Note that all these events are generated per instance and per database. A database is the “unit” in which mirroring operates. You already knew that, but this makes things complicated since you have to monitor each database. This is why the code that I’ll present later is very encapsulated.
 
Automatic Failover
The following events are triggered when an Automatic Failover occurs. Note that Server B generates no events… it should be logical, since the “database” went offline.
 
Also, note how the events always reflect the role of the server generating the event. In this case, Server A, once it loses its connection to the Principal (Server B), becomes the principal after the “Automatic Failover” event. Therefore, it generates an event saying, “Hey, I am running exposed without a mirror – I am the principal”…
 

<<Server A>> – PrincipalConnectionLost
<<Server A>> - AutomaticFailover
<<Server A>> - PrincipalExposed

Manual Failover
A manual failover is different in the sense that the mirror and principal are both active. The manual failover is in essence a role reversal.
 
This makes the series of events a bit more complicated. Here, the principal server generates the ManualFailover event – it is after all, advertising it needs to manually fail over. The mirror then becomes the principal (starts the synchronization process, taking the log remaining to be applied)… the mirror does the same.
 
The key event here is how the principal then advertises it has synchronized and connected to the Witness. After that, the Mirror also advertises it has synchronized with the Witness.
 

<<Server B>> – ManualFailover
<<Server A>> – SynchronizingPincipal
<<Server B>> – SynchronizingMirror
<<Server A>> – SynchronizedPrincipalWitness
<<Server B>>- SynchronizedMirrrorWitness

How to react to these events?
For the application I am currently working with, it is very important that we avoid unnecessary reactions to a fail over event. Sometimes, a single communication failure between the witness and any of the servers triggers a failover; then another failover once the communication is re-established or lost again!.

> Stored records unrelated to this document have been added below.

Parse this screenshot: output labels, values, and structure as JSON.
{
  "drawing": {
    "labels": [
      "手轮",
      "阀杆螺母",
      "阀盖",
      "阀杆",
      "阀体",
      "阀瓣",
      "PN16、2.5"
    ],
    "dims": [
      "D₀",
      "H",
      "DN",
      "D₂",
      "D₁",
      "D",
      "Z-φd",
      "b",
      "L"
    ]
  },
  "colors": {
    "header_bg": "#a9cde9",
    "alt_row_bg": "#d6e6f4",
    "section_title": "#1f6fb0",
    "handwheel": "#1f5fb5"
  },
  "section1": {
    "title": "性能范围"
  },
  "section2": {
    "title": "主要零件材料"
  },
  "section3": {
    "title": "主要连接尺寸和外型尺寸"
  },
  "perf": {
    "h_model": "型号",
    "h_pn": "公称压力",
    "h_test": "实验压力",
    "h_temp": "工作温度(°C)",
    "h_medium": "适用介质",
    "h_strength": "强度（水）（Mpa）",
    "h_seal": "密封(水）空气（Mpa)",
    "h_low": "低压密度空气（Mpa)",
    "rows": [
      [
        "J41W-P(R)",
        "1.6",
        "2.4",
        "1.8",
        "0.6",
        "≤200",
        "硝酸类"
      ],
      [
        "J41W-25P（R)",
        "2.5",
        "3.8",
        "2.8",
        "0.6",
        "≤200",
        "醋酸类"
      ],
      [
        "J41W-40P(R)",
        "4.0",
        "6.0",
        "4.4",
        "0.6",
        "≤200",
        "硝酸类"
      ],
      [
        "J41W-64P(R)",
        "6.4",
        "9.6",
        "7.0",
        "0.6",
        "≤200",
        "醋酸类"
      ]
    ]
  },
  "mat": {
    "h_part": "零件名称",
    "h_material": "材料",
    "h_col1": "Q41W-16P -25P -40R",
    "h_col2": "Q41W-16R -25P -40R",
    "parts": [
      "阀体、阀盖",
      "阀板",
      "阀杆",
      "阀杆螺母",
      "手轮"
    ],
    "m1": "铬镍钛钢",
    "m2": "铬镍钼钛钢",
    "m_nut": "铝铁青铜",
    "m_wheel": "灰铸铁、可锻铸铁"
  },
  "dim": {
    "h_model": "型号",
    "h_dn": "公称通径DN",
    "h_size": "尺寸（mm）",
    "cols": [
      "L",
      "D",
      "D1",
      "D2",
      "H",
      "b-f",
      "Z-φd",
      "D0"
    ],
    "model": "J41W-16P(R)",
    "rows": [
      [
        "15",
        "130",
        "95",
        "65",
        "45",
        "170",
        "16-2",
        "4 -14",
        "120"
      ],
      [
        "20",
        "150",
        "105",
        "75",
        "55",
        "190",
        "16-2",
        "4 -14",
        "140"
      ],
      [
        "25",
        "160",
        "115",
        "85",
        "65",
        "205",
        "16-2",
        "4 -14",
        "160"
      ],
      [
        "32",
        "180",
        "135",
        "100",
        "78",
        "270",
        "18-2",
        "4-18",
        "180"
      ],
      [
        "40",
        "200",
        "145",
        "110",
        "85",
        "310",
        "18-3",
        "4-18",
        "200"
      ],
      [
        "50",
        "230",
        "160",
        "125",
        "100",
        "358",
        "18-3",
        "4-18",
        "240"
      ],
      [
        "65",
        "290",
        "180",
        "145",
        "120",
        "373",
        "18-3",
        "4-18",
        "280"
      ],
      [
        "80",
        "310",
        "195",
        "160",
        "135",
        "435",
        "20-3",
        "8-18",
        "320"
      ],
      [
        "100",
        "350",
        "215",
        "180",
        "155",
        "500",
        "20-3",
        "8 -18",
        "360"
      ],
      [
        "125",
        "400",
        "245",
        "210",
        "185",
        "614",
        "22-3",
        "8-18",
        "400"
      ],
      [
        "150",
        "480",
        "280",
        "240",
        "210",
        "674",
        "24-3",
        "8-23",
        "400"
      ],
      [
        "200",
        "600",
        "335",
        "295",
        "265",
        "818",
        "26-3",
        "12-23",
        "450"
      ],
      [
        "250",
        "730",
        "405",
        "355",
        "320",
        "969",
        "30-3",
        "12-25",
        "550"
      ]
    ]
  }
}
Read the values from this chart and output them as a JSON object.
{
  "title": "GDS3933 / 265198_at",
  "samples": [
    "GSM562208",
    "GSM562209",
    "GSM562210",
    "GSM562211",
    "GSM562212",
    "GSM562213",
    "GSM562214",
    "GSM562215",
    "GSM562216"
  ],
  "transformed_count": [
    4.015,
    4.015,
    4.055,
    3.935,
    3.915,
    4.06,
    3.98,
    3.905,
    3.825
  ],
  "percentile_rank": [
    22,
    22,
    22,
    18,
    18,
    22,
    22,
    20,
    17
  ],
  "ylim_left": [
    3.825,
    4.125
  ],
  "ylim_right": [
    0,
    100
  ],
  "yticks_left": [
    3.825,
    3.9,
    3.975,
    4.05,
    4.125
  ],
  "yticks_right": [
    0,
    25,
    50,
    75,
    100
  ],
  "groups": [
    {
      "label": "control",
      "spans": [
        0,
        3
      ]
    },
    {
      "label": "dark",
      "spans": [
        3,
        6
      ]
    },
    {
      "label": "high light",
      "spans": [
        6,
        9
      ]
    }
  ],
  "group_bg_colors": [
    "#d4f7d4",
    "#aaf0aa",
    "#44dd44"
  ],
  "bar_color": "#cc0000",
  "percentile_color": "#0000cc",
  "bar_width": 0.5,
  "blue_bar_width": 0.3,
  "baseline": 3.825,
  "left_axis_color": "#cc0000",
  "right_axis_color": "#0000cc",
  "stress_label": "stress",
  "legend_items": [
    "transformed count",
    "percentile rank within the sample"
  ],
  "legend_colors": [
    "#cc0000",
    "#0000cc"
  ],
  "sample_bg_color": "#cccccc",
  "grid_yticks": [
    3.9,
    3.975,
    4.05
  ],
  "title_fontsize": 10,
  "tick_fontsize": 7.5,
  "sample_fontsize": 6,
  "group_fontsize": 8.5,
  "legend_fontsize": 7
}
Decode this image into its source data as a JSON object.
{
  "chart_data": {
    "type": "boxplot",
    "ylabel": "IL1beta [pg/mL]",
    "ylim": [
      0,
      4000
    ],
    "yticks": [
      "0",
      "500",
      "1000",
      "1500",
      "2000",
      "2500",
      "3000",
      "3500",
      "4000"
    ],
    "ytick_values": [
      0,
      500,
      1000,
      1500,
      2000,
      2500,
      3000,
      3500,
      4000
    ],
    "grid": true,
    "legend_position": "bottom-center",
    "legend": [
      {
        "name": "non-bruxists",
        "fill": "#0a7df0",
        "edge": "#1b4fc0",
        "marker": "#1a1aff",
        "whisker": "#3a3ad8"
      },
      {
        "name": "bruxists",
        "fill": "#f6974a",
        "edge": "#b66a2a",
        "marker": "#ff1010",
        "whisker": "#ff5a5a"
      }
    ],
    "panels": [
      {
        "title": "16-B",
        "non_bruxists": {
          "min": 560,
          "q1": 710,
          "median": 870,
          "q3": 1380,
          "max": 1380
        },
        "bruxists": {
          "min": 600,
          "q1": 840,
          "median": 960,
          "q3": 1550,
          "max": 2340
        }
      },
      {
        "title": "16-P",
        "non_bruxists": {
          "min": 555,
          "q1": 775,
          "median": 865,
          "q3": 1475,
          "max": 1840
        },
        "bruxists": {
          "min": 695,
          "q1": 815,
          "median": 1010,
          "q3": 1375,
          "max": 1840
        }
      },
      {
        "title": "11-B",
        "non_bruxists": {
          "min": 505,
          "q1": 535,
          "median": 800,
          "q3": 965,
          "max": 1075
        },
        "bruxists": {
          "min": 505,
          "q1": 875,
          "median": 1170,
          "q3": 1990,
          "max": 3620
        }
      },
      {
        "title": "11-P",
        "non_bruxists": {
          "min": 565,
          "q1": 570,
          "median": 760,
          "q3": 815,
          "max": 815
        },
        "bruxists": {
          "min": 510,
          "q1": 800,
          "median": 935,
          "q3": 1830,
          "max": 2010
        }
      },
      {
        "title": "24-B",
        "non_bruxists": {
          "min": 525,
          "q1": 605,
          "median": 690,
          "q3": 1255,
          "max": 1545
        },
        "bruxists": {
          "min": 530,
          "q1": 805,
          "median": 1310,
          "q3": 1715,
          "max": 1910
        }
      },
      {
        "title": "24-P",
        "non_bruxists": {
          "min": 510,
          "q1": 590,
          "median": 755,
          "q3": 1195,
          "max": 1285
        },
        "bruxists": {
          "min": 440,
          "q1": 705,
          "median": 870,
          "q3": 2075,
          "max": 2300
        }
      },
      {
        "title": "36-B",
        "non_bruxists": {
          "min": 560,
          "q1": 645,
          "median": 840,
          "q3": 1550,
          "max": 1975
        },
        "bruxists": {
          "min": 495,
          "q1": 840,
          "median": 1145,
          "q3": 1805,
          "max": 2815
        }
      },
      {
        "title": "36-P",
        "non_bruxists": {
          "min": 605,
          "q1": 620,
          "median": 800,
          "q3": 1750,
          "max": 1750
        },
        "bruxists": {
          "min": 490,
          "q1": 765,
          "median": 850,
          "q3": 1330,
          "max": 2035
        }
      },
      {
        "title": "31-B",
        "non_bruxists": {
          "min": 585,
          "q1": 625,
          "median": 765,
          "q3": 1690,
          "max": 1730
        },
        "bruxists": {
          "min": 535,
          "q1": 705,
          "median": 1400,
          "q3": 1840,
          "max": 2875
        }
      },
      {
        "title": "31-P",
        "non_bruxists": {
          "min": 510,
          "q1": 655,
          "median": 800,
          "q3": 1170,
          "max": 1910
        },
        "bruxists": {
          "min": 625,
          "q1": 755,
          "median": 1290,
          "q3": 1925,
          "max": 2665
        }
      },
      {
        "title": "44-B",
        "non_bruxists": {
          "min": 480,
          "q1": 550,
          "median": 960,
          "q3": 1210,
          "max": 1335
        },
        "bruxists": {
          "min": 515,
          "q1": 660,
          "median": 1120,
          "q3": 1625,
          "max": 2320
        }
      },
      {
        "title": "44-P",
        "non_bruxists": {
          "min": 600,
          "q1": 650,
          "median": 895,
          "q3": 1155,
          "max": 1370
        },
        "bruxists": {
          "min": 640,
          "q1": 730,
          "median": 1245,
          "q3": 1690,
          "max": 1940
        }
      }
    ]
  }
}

The process that switches over our database connections takes between 2 and 5 minutes depending on how many databases failed over. So if we have 3 or 4 failovers in rapid succession, we only really care about the last one, and ONLY after a certain period of time has passed in which we can say the situation is stable. Of course if the events happen every 5 minutes, we’ll be switching over constantly.

All that to say that we need some kind of wait timer after we receive the last synchronization event (i.e. the PrincipalExposed and SynchronizedPrincipalWitness messages) and the actual notification for our user program. That part complicates things further.

Additional considerations
But wait, there’s more. There are more events that our monitor will receive. In particular, during our testing, we received, sometimes, during the failover process, a series of “NoQuorum” messages; for now, we are ignoring those.

In situations where there is no witness, the events don’t change significantly, we’ll cover that later.